Experiment state machine

queued
  └─→ planning ──→ executing ──→ measuring ──→ evaluating
                                                  ├─→ done    (target met)
                                                  ├─→ failed  (budget exhausted)
                                                  └─→ planning  (retry within budget)
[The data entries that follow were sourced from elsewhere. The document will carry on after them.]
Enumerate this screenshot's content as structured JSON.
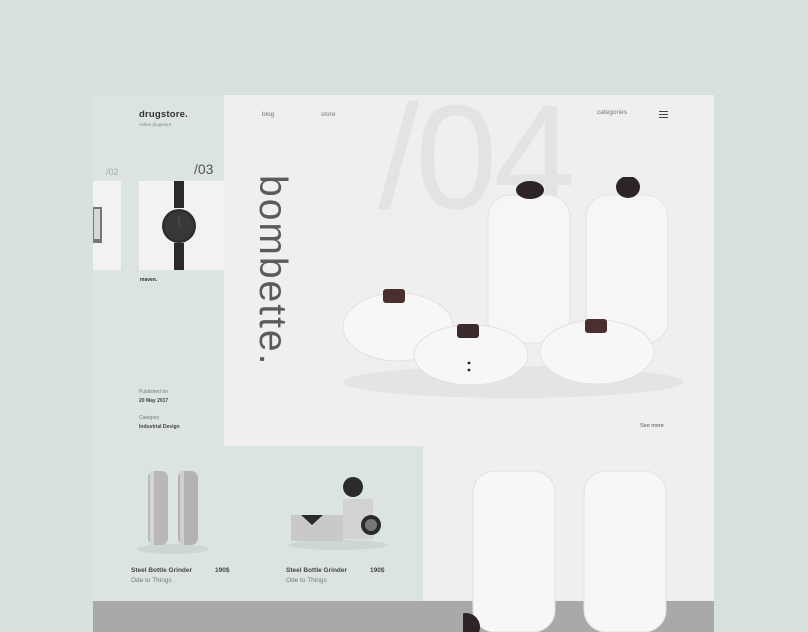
{
  "brand": {
    "name": "drugstore.",
    "tagline": "online drugstore"
  },
  "nav": {
    "blog": "blog",
    "store": "store",
    "categories": "categories"
  },
  "slides": {
    "big_number": "/04",
    "prev": "/02",
    "current": "/03",
    "current_label": "maven."
  },
  "hero": {
    "title": "bombette.",
    "see_more": "See more"
  },
  "meta": {
    "published_label": "Published on",
    "published_value": "20 May 2017",
    "category_label": "Category",
    "category_value": "Industrial Design"
  },
  "products": [
    {
      "name": "Steel Bottle Grinder",
      "brand": "Ode to Things",
      "price": "190$"
    },
    {
      "name": "Steel Bottle Grinder",
      "brand": "Ode to Things",
      "price": "190$"
    }
  ],
  "colors": {
    "background": "#d9e1dd",
    "panel": "#dbe4e0",
    "page": "#efefef",
    "text": "#333333"
  },
  "icons": [
    "menu-icon"
  ]
}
Each turn is exactly one transition. When iteration_budget_remaining hits zero, the experiment is forced to failed. M-001 failed this way, honestly (AMOTA 0.471 → 0.4228); v3 was introduced afterward.

Active pillars

  • image-registration — differentiable image registration. Three experiments complete: M-002 (synthetic affine), M-004 (multi-modal MIND-SSC), M-005 (real OpenNeuro T1 longitudinal).
  • pose-tracking — v2 frozen. M-001 (CenterPoint + AB3DMOT, AMOTA 0.471) is the failure case and the control group for v3 validation.
  • infra — meta pillar. Experiments that audit and improve the lab framework itself. M-003 queued.

Honest caveats

  • One-person lab on personal hardware (RTX 3080 Mobile + 16 GB RAM). Large-scale training is out of reach.
  • All measurements are single-run; no statistical significance is claimed. Ratio comparisons carry the robustness judgment.
  • Benchmark scores are relative to SITK. No head-to-head against ANTs / VoxelMorph or standard suites like DIR-Lab.
  • v3 was validated across 5 experiments. Its generality across other domains is unproven.
  • This site is a git-push snapshot. No live streaming (Tier 0).

Acknowledgments

  • Anthropic engineering blog — the loop pattern and the automated C-compiler build case study. The v3 framework's four lessons are taken directly from there.
  • OpenNeuro ds007328 (Petrovskiy 2024, CC0) — the real T1 brain MRI dataset that M-005 ran on.
  • SimpleITK — the oracle for every experiment. The reason the agent can't grade itself.
  • 42dot AD-Perception job posting — the source of the 7-persona pillar layout (v1; v2 / v3 borrow only the structure).

Explore

  • Experiments — five experiments in detail (goal, attempts, measured results, viz)
  • Brainstorms — per-persona idea cards + Director synthesis
  • Members — the 7 personas + Director + Frontend lead

한국어로 한 줄

Blueberry Lab은 한 명이 운영하는 자율 perception research lab입니다. 측정 가능한 목표를 던지면 7개 AI 페르소나가 회의를 열고, 그중 하나를 실험으로 promote하면 lab이 실제 코드를 짜고 Docker에서 돌려 실측 결과를 누적합니다.